Saturday, 26 October 2013

When do we become who we are?

“Yes, once I was a hero but
The bombs began to fall…

"Posthumous Autobiography" by Vernon Scannell (Collected Poems; Faber and Faber)

At what point in our lives do we become ourselves? When are we the hero and when the villain? Scannell, in his wonderfully ambiguous poem (a poem that refuses to offer an easy answer), suggests to me that we can claim we are all “heroes” through our imagination and by our inaction. However, by doing something we risk and are then stripped of our ideal; the world intervenes to render us vulnerable, confused and scarred by life. We reach out, in vain, for some comfort in the hero we thought we were but we see we are in a muddled, random and painful world (when “the bombs began to fall”).

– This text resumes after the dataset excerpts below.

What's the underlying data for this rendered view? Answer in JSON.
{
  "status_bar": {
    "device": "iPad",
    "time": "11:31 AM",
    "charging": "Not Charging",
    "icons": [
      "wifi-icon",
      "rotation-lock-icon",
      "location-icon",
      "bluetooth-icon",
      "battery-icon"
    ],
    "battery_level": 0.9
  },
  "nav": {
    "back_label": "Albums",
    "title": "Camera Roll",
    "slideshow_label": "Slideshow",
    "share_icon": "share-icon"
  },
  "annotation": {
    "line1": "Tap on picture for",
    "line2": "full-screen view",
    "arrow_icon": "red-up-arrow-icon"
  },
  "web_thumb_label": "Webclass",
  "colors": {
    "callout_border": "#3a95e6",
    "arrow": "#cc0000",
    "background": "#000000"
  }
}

However, when we do engage with the world there is a possibility,

“when the storm enraged the grunting sea
into a foaming epileptic fit,"

that we find ourselves in our reactions and the process of replacing

“the captain on the howling bridge,
staring the tumult out”

and riding “safely home”. But not as a hero, as ourselves. We are our reaction to what knocks us down in life; we are the ones who find joy in the gaps between the falling bombs; we are the person who picks themselves up and stares out the world again; we are the resolve we show and the determination we have in seeing there is always something left to do in this life. There is immense value in the process of doing just one more thing. When we stop doing this, we can then say,

“once I was alive…”

When do we become who we are? We are ourselves at every step of the process of life.